Saya bersalah seperti yang dituduhkan. Waktu layar larut malam? Ya, saya telah melakukan ini.
Di dalam ruang kerja
Para peneliti mengamati 450+ orang dewasa yang tidak memiliki penyakit jantung sebelumnya. Mereka menggunakan PET/CT scan untuk melihat bagian dalam otak dan pembuluh darah. Mereka memperhatikan dua penanda tertentu. Aktivitas stres otak. Peradangan arteri.
Ini muncul bertahun-tahun sebelum penyakit jantung benar-benar menyerang.
Kemudian mereka memeriksa lampu di luar rumah tersebut. Paparan cahaya buatan dipetakan untuk diatasi.
Berikut kerusakannya:
- Cahaya malam yang lebih tinggi berarti sinyal stres yang lebih tinggi di otak. Khususnya area yang memicu “fight-or-flight”.
- Otak yang stres itu disebabkan oleh arteri yang meradang.
- Kombinasi ini menciptakan risiko tinggi terhadap kejadian penyakit jantung di masa depan.
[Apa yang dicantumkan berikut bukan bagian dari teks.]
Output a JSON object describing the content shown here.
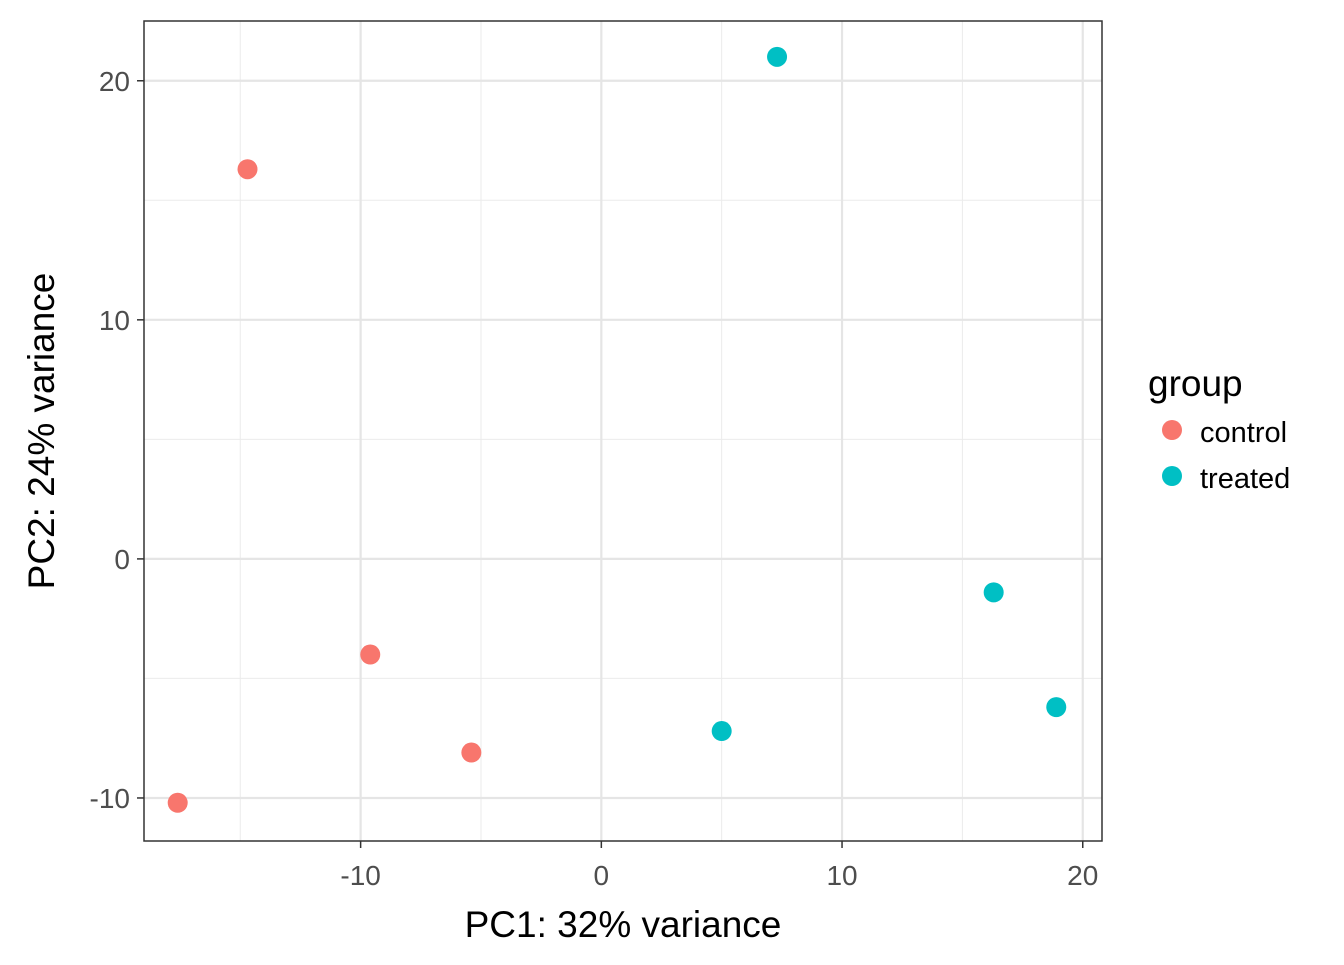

Otak Anda melihat cahaya malam dan panik. Ia mengira ada predator. Atau tenggat waktu. Hanya ada Netflix. Tapi tubuh tetap bereaksi.
“Cahaya buatan di malam hari… tidak hanya memengaruhi tidur kita, tapi… kesehatan jantung jangka panjang.”
Kenapa kamu tidak bisa istirahat
Kita tahu cahaya membunuh melatonin. Hormon yang mengatakan tidur. Semua orang tahu bagian ini.
Tapi cahaya melakukan sesuatu yang lebih buruk. Ini mengaktifkan sistem saraf simpatik.
Sistem itu membuat Anda tetap waspada. Siap untuk berlari. Berguna untuk melarikan diri dari harimau. Tidak ada gunanya ketika Anda berbaring di bawah selimut mencoba memperbaiki DNA Anda.
Jika Anda tetap mengaktifkan sistem itu sepanjang malam, tubuh Anda akan lelah. Tekanan darah naik. Arteri menjadi kaku. Peradangan terjadi.
Hatimu tidak mendapatkan istirahat yang dibutuhkan. Ia bekerja keras untuk cahaya yang tidak memiliki tujuan evolusioner.
Bagaimana cara memperbaikinya
Anda tidak perlu tinggal di gua. Bersikaplah kejam terhadap cahaya di malam hari.
Buat kamar tidur menjadi gelap. Tirai anti tembus pandang berfungsi. Masker mata membantu. Rembesan lampu jalan? Blokir itu.
Ganti bohlamnya. LED biru-putih termasuk pada zamannya. Nada kuning untuk malam ini. Beritahu otak Anda bahwa aman untuk menurunkan gigi.
Berikan jam malam pada perangkat. Satu jam sebelum tidur, layar menjadi gelap. Matahari terbenam digital. Otak Anda akan berterima kasih dengan melepaskan “mode siang hari”.
Matikan lampu luar ruangan. Gunakan sensor. Gunakan pengatur waktu. Lebih sedikit cahaya di luar berarti lebih sedikit cahaya di dalam. Menghemat energi juga.
Ini adalah hal kecil. Pencahayaan bukanlah fisika yang rumit. Itu lingkungan.
Dan itulah jebakannya. Kita berasumsi tidur hanyalah memejamkan mata. Namun jika tubuh Anda diserang oleh foton, tidur tidak akan memperbaikinya.
Matikan lampu. Biarkan arteri Anda rileks.
Atau tidak. Lagipula aku tahu apa yang terjadi.